Comment 1 Ilya Etingof 2018-06-27 11:28:20 UTC
Can this bug be a duplicate of BZ#1568442?

Comment 2 Bob Fournier 2018-06-27 13:18:19 UTC
> Can this bug be a duplicate of BZ#1568442?

I don't believe so as Mike was testing with the fix for that BZ when he came across this issue.

Comment 3 Dmitry Tantsur 2018-08-14 13:35:55 UTC
I have two suspects:
1. we don't understand how reboot() works
2. we need to split reboot into on, then off, waiting for each result.
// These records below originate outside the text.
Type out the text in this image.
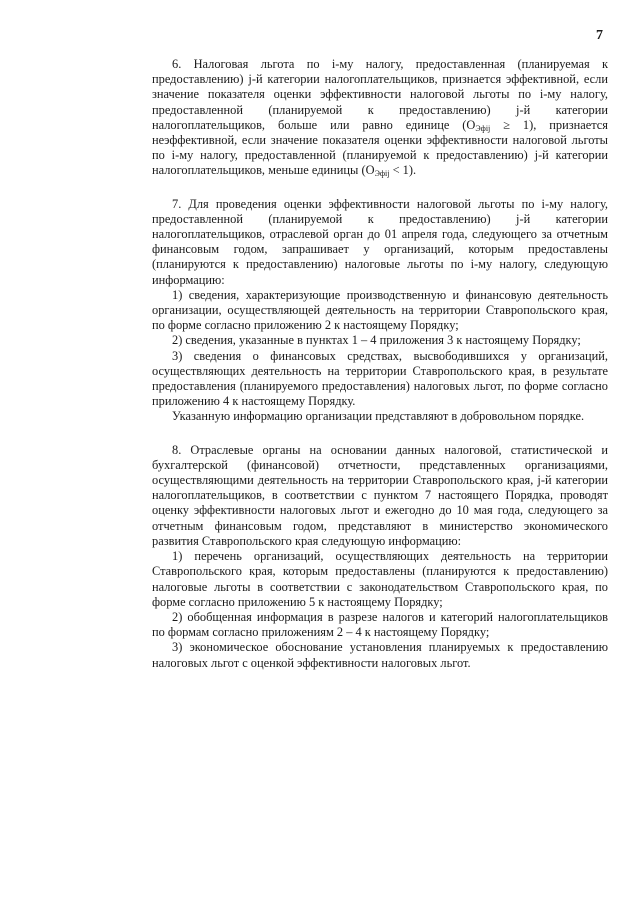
7

6. Налоговая льгота по i-му налогу, предоставленная (планируемая к предоставлению) j-й категории налогоплательщиков, признается эффективной, если значение показателя оценки эффективности налоговой льготы по i-му налогу, предоставленной (планируемой к предоставлению) j-й категории налогоплательщиков, больше или равно единице $(О_{Эфij} \ge 1)$, признается неэффективной, если значение показателя оценки эффективности налоговой льготы по i-му налогу, предоставленной (планируемой к предоставлению) j-й категории налогоплательщиков, меньше единицы $(О_{Эфij} < 1)$.

7. Для проведения оценки эффективности налоговой льготы по i-му налогу, предоставленной (планируемой к предоставлению) j-й категории налогоплательщиков, отраслевой орган до 01 апреля года, следующего за отчетным финансовым годом, запрашивает у организаций, которым предоставлены (планируются к предоставлению) налоговые льготы по i-му налогу, следующую информацию:

1) сведения, характеризующие производственную и финансовую деятельность организации, осуществляющей деятельность на территории Ставропольского края, по форме согласно приложению 2 к настоящему Порядку;

2) сведения, указанные в пунктах 1 – 4 приложения 3 к настоящему Порядку;

3) сведения о финансовых средствах, высвободившихся у организаций, осуществляющих деятельность на территории Ставропольского края, в результате предоставления (планируемого предоставления) налоговых льгот, по форме согласно приложению 4 к настоящему Порядку.

Указанную информацию организации представляют в добровольном порядке.

8. Отраслевые органы на основании данных налоговой, статистической и бухгалтерской (финансовой) отчетности, представленных организациями, осуществляющими деятельность на территории Ставропольского края, j-й категории налогоплательщиков, в соответствии с пунктом 7 настоящего Порядка, проводят оценку эффективности налоговых льгот и ежегодно до 10 мая года, следующего за отчетным финансовым годом, представляют в министерство экономического развития Ставропольского края следующую информацию:

1) перечень организаций, осуществляющих деятельность на территории Ставропольского края, которым предоставлены (планируются к предоставлению) налоговые льготы в соответствии с законодательством Ставропольского края, по форме согласно приложению 5 к настоящему Порядку;

2) обобщенная информация в разрезе налогов и категорий налогоплательщиков по формам согласно приложениям 2 – 4 к настоящему Порядку;

3) экономическое обоснование установления планируемых к предоставлению налоговых льгот с оценкой эффективности налоговых льгот.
Without any oVirt expertise I cannot judge further.

Comment 4 Derek Higgins 2018-10-04 09:49:45 UTC
Using the same package versions mentioned above 

python-ovirt-engine-sdk4-4.2.6-1.el7ev.x86_64
openstack-ironic-staging-drivers-0.9.0-4.el7ost.noarch

oVirt version 4.2.6.4-1.el7

and following the steps described, the node successfully reboots(multiple attempts). The node as remains active during the reboot, 

| aae6b830-4bde-4e90-a98d-df07d3923824 | ironic-0 | 0969cbca-ad8c-42d9-86c3-4c77ca145bf6 | power on    | active             | False       |

@mlammon if you were looking at the output of "openstack baremetal node list" it wouldn't have shown the node rebooting, was this the case? Or were you ssh'd onto the node?

Comment 5 Derek Higgins 2018-10-04 14:40:59 UTC
Closing as we have no current reproducer, will reopen if its observed happening again.